Mempercepat shalat Tarawih sampai keterlaluan itu termasuk salah satu tindakan bid’ah yang sudah tersebar di mana-mana. Hal itu terjadi karena faktor bodohnya para imam shalat dan wujud kemalasan mereka dalam beribadah. Isi ta’bir kitab Tuhfah:

Bahwa melaksanakan shalat Tarawih sendirian dengan sikap khusyu’ dan tuma’ninah itu lebih afdlal daripada berjamaah atau mengikuti seorang imam yang shalatnya serba cepat.

Apabila makmum yakin atau menduga bahwa sang imam tidak menyempurnakan sebagian rukun shalat, maka jamaahnya sama sekali tidak sah.

إعانة الطالبين ج١ ص ٢٦٥
قاَلَ قُطْبُ اْلإِرْشَادِ سَيِّدُنَا عَبْدُ اللهِ بْنُ عَلْوِي اْلحَدَّادُ فيِ النَّصَائِحِ وَلْيَحْذَرْ مِنَ التَّخْفِيْفِ اْلمُفْرِطِ الَّذِيْ يَعْتَادُهُ كَثِيرٌ مِنَ اْلجَهَلَةِ فيِ صَلاَِتهِمْ لِلتَّرَاوِيْحِ حَتىَّ رُبمَّاَ يَقَعُوْنَ بِسَبَبِهِ فيِ اْلإِخْلاَلِ بِشَيْءٍ مِنَ اْلوَاجِبَاتِ مِثْلِ تَرْكِ الطُّمَأْنِيْنَةِ فيِ الرُّكُوْعِ وَالسُّجُوْدِ وَتَرْكِ قِرَاءَةِ اْلفَاتِحَةِ عَلىَ الْْوَجْهِ الًّذِيْ لاَ بُدَّ مِنْهُ بِسَبَبِ اْلعَجَلَةِ فَيَصِيْرُ أَحَدُهُمْ عِنْدَ اللهِ لاَ هُوَ صَلَّى فَفَازَ بِالثَّوَابِ وَلاَ هُوَ تَرَكَ فَاعْتَرَفَ بِالتَّقْصِيرْ ِوَسَلَّمَ مِنَ اْلإِعْجَابِ وَهَذِهِ وَمَا أَشْبَهَهَا مِنْ أَعْظَمِ مَكَايِدِ الشَّيْطَانِ ِلأَهْلِ اْلإِيمْاَنِ

Quthbu al-Irsyad sayyidina Abdullah bin Alwi mengatakan di dalam kitab al-Nashaa’ih:

Hindarilah pelaksanaan shalat dengan terlalu cepat seperti yang biasa dilakukan kebanyakan Juhalah dalam melakukan shalat tarawih, yang karena sangat cepatnya mungkin mereka melewatkan sebagian rukun, seperti tanpa thuma’ninah di dalam ruku’ dan sujud, atau membaca surat al-Fatihah tidak dengan sebenarnya karena tergesah-gesa, sehingga shalat salah seorang di antara mereka tidak dinilai oleh Allah SWT.

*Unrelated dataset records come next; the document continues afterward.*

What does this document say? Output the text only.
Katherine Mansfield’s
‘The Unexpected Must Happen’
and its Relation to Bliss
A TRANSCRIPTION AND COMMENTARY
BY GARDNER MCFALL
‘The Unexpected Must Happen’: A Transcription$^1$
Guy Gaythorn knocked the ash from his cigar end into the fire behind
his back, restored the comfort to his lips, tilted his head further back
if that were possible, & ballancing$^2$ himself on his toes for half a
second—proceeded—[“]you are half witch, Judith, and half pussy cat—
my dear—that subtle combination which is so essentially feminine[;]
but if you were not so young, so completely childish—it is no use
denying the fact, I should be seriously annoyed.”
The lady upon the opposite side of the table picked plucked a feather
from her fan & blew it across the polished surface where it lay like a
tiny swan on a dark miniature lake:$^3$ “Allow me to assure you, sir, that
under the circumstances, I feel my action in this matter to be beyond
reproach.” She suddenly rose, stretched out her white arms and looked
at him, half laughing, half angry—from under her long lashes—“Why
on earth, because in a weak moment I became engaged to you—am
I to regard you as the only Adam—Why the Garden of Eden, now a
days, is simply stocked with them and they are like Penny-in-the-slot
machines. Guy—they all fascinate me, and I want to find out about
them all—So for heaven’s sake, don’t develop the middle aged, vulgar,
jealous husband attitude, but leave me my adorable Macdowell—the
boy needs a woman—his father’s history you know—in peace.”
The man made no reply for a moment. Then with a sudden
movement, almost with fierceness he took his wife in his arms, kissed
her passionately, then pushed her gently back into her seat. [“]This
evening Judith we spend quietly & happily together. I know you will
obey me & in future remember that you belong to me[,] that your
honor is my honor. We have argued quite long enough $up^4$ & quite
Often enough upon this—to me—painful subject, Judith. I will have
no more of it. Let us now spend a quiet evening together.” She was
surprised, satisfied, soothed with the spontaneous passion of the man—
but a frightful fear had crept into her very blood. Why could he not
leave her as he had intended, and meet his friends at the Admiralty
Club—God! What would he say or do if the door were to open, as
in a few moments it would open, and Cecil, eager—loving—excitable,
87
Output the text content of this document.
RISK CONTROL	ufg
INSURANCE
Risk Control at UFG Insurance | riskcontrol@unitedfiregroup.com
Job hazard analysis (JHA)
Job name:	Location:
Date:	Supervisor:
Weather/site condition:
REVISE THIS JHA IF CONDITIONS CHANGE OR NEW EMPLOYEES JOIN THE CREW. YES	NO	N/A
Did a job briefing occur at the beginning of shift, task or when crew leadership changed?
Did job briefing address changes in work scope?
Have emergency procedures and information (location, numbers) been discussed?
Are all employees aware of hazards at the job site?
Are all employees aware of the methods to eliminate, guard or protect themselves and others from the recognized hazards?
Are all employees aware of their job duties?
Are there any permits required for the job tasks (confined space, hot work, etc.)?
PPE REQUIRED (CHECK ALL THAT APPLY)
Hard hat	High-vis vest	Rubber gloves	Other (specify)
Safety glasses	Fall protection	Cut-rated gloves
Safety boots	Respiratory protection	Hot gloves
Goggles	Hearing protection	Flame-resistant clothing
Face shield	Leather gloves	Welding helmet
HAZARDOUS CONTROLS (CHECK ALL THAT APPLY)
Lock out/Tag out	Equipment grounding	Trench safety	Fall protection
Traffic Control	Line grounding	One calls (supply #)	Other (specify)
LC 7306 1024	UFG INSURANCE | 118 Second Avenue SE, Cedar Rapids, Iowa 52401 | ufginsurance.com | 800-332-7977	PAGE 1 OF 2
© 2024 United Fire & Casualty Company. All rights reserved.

Sebagai shalat yang berpahala, tetapi mereka tidak dianggap meninggalkan shalat. Orang tersebut salam (menutup shalat) dengan bangga (karena bisa melaksanakannya secara cepat).

Hal itu dan sejenisnya termasuk tipu daya syetan yang paling besar kepada orang yang beriman. (red.)